My research focuses on the use of data from trees to reconstruct historical climate conditions around the globe, from EuropeTo MalaysiaTo ChinaAnd South Africa.


The tree trunks’ annual rings, which form in tree trunks, are the most reliable proxy for understanding the climate of recent times. It is called “Using tree rings to reconstruct climate” dendroclimatology.

In the UK’s temperate climate, trees form a ring because they stop growing in the winter, forming a ring boundary at the start of each cold season. In other climates the ring boundary is the dry season. The width of rings, wood density, and changes in wood chemistry are all affected. all recordWhat was the weather like in the year that the ring was made? Over timeTrees accumulate a record about climate change in their trunks. Each value can be compared to a calendar-year.

A cross-section of a tree trunk showing its rings
Tree rings provide a detailed archive of the tree’s local climate.
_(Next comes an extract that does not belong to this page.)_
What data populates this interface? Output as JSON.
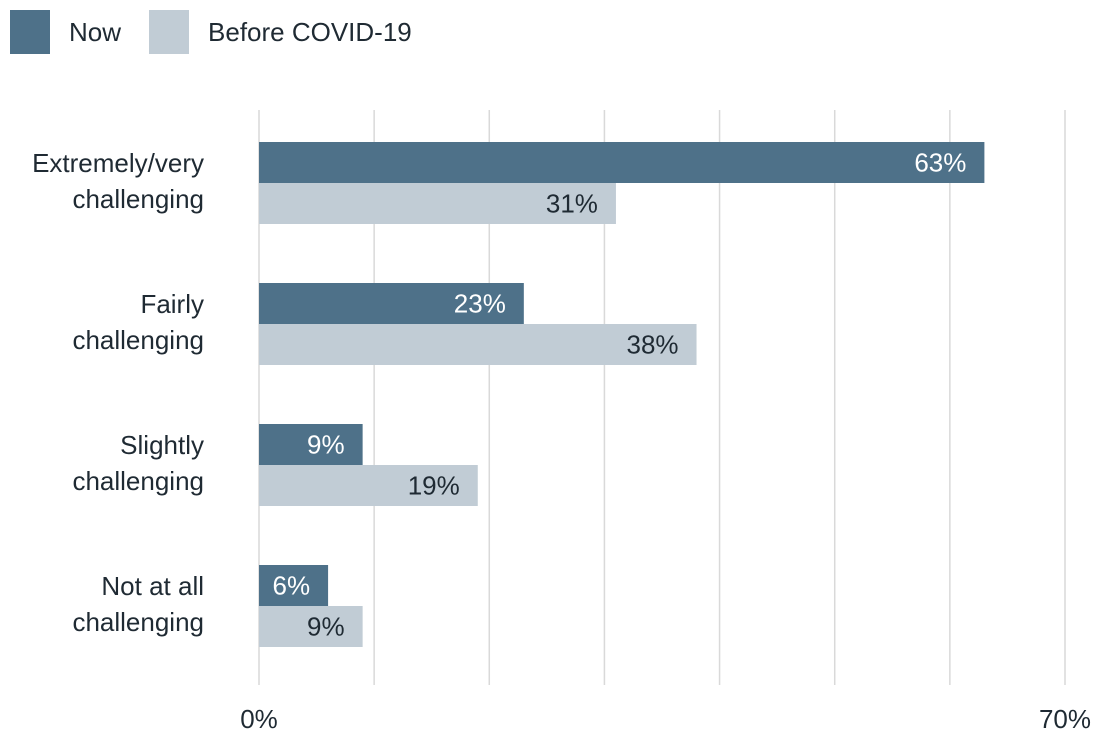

Trees’ presence across most of the globe – and the ready availability of old tree samples in buildings, churches and boats, thanks to their construction from wood – are the reason tree rings are such a powerful data source. Our tree ring records date back by linking together dead wood and living trees. thousands of years.

One of the most important results from global tree rings studies has been the observation that over the last 2,000 yearsThe entire planet has never warmed or cooled before the industrial revolution. at the same time. This is a rare feature of human-driven climate changes in the industrial era. It is almost everywhere that the planet is warming.

To understand how climate changes as the planet heats, we can look back at periods of naturally anomalous climate over the last few thousand year. The medieval records show that climate anomalies can affect different places. in different ways.

The Medieval Climate Anomaly, for example, was named for the unusually warm temperatures experienced across Europe in the middle ages – although the eastern tropical Pacific region actually became cooler during this time.

Stalagmites in a cave
Cave stalagmites are natural archives that can store climate records in their deposited layers.


Tree rings help us to understand past patterns in wet and dry climate phases. Tree growth is more sensitive to rain in areas like across the country. EuropeThe Asian monsoon region? North America and Mexico, information from thousands of tree rings has been used to build up “atlases” of past changes in rainfall. These reconstructions paint a stark picture on the relationship between the development and stability of our climate.

An aerial view of a field in England
The UK has had a history of flooding in summers that have caused disasters for the local population.

The archaeological wood of the western US and northern Mexico provides a record of drought intensity for 1200 years. This record reveals “megadrought” phases, where low rainfall led to narrow tree rings.

These narrowing rings are closely related to historical records that show the collapse of local communities. Native AmericanCommunities that survived a drought, according to tree rings records, lasted for decades.

Wet summers have been more detrimental to the UK’s population than dry ones. They can cause crop failures and are more common in the UK. Climate information in ancient British oaks reveals when Europe and the UK had successive cool, wet summers.

One such event, in the 1310s, has been called the Dantean anomalyA European agricultural crisis caused the death of one-sixth the population. Wet summers led crop failures and famine.

The storiesThe trees’ past climates provide a fascinating insight into how social stability and climate stability are intertwined. These stories from climate conditions in the past raise questions about the future we envision.